Interim Police Chief Jeff Liu, Mayor Ruben Abrica and faith leaders quickly convened a press conference the day after the incident to address the shooting, which they said has traumatized many residents in the community. Liu said his department has already increased patrols with the help of the Menlo Park Police Department.

Interim City Manager Patrick Heisinger said the city is in the middle of developing its parks master plan, which could include security measures at the parks.

"An idea about security at parks and cameras has always been, I would say, pleasantly debated at these meetings. But just from the administration's perspective, I do — we do — think it's time we need to really look into that," Heisinger said.

On Tuesday, East Palo Alto police arrested two people on outstanding warrants in connection to the May 17 shootout and asked for the community's help to locate the person who shot and killed Fields.

— Sue Dremann

Bill to limit police encryption scores another victory

State Sen. Josh Becker's proposal to require police departments to find alternatives to radio encryption took another major step forward on May 19 when the Senate Appropriations Committee voted to advance the bill.

The committee's 5-2 vote means that Senate Bill 1000 will now advance for a full vote by the state Senate. The bill would still need to clear the state Assembly and get the governor's signature before it becomes law.

Becker's bill addresses a recent trend by police departments throughout California, including in Palo Alto, to encrypt their radio communications, a practice that removed the historic ability of journalists and members of the general public to monitor police activities through a police scanner.

SB 1000 would require agencies to come up with policies that would open up communications while ensuring that personal identifiable information such as Social Security numbers and criminal records remains protected.

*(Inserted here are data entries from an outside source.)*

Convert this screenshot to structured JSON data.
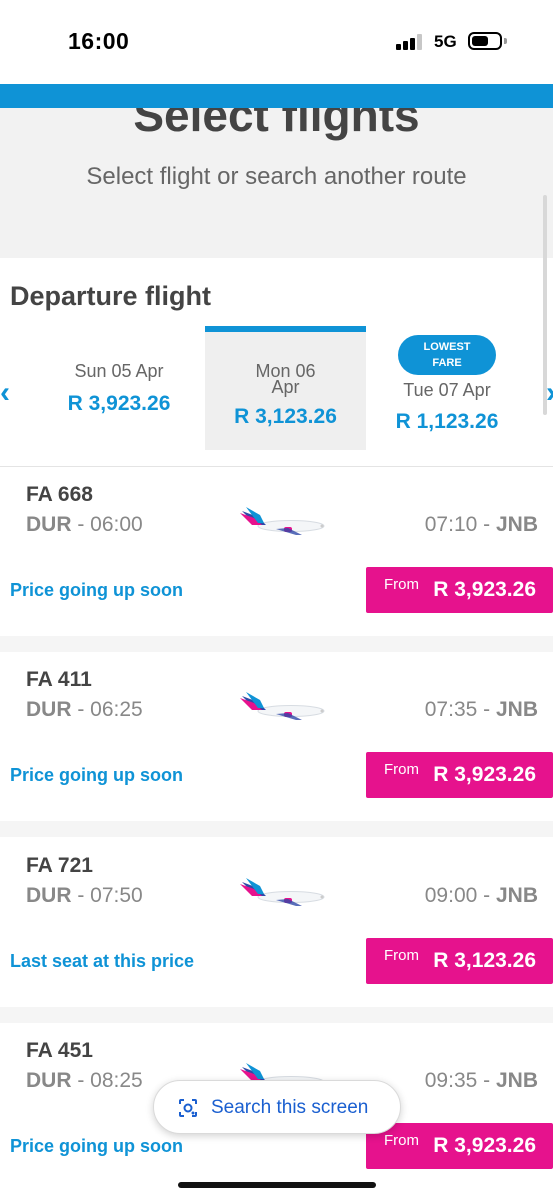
{
  "status": {
    "time": "16:00",
    "network": "5G"
  },
  "header": {
    "title": "Select flights",
    "subtitle": "Select flight or search another route"
  },
  "departure": {
    "title": "Departure flight",
    "dates": [
      {
        "day": "Sun 05 Apr",
        "price": "R 3,923.26",
        "selected": false
      },
      {
        "day": "Mon 06 Apr",
        "price": "R 3,123.26",
        "selected": true
      },
      {
        "day": "Tue 07 Apr",
        "price": "R 1,123.26",
        "selected": false,
        "badge": "LOWEST FARE"
      }
    ]
  },
  "flights": [
    {
      "number": "FA 668",
      "from": "DUR",
      "dep_time": "06:00",
      "arr_time": "07:10",
      "to": "JNB",
      "note": "Price going up soon",
      "from_label": "From",
      "price": "R 3,923.26"
    },
    {
      "number": "FA 411",
      "from": "DUR",
      "dep_time": "06:25",
      "arr_time": "07:35",
      "to": "JNB",
      "note": "Price going up soon",
      "from_label": "From",
      "price": "R 3,923.26"
    },
    {
      "number": "FA 721",
      "from": "DUR",
      "dep_time": "07:50",
      "arr_time": "09:00",
      "to": "JNB",
      "note": "Last seat at this price",
      "from_label": "From",
      "price": "R 3,123.26"
    },
    {
      "number": "FA 451",
      "from": "DUR",
      "dep_time": "08:25",
      "arr_time": "09:35",
      "to": "JNB",
      "note": "Price going up soon",
      "from_label": "From",
      "price": "R 3,923.26"
    }
  ],
  "search_button": {
    "label": "Search this screen"
  },
  "colors": {
    "brand_blue": "#0f93d6",
    "brand_pink": "#e6128d"
  }
}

Some agencies, including the California Highway Patrol, already have such policies in place.

The bill that advanced out of committee on Thursday has a Jan. 1, 2024, deadline for compliance.

— Gennady Sheyner

Comments

Posted by Sasha Monroe
a resident of East Palo Alto
on May 21, 2022 at 7:29 am

Sasha Monroe is a registered user.

In addition to surveillance cameras, the East Palo Alto Police Department needs to take further efforts towards stemming the gang-related violence in our community.

A police-sponsored outreach program encouraging a truce among gangs would be a step in the right direction as would having embedded undercover detectives infiltrating the gangs to provide intelligence gathering and pre-emptive measures.

Or enlist the assistance of 'moles' who are compensated by the city.

These random acts of violence are endangering the residents of East Palo Alto, their children, and current real estate prices.


Posted by Allison Cooper
a resident of Menlo Park
on May 21, 2022 at 11:53 am

Allison Cooper is a registered user.

Surveillance cameras are not an unreasonable request on the part of EPA residents.

The question is where to place these monitors as it will require many of them.


Posted by Ryan Kilpatrick
a resident of Duveneck/St. Francis
on May 21, 2022 at 12:35 pm

Ryan Kilpatrick is a registered user.

EPA residents should also be encouraged to record any illegal activities on their cellphones & to submit them to the EPA police for review.


Posted by We Are The People
a resident of Menlo Park
on May 23, 2022 at 11:57 am

We Are The People is a registered user.

Its a shame that each and every time, that there is a "Incident" that occurs in a 2.5 miles, that it can make "Nationwide" News?
Its Baffling. Its disgusting. Its worrying? For decades it's been introduced about installing "Surveillance Cameras". But Up pop The "Ego" players. The Pleasers. The Unsurly types. The Know Nothings. Most of These People, all they want, is in being "Commanders". To feel as though they are in Control. But NEVER want a reasonable implementation. (unless they think of it first).
East Palo Alto, is in need of REAL Good Actions for the City?
Confusion throws East Palo Alto Off. Some of the statements that have been made from the Individuals in the News Article are from those that DON'T actually know how to "run" a City? MOST operate off of Instinct & Emotions. Oblivious of Ideas"? All they know is that they have a "mouth" and I want to open it? Simply because I'll be on the most Talked about SIDE. This side just happens to be on tragedy. Just because?
Pastor Bains made the MOST intelligent remark. They Broke the Street CODE! But times have changed. The Codes ONLY work, if they are believed in by Perpetrators. You have to have, some sense of "Morals" & Common Sense?
Yes. Gunfire is "Scary", but if you "Yell, Holler & Scream" and there's a simple Solution at hand, as to installing "Monitored Cameras"? What else do you think is going to happen? There have been many other Citizens who are willing to give Their Rights up, for (less) Privacy. For having "Cameras" situated around the City. After all it's ONLY 2.5 miles? When the idea came up in the past. A lot of you took it to the Mountaintop against Cameras.
( just because you could) open your Mouths and yell about privacy (something you know little about) and half of you, all you do is Go to Work and back Home & Sleep! In Europe they have Cameras all around.
What Do You Actually have to HIDE? Having Cameras aren't just for You. Its for Those Children that You claim to Love and Care about.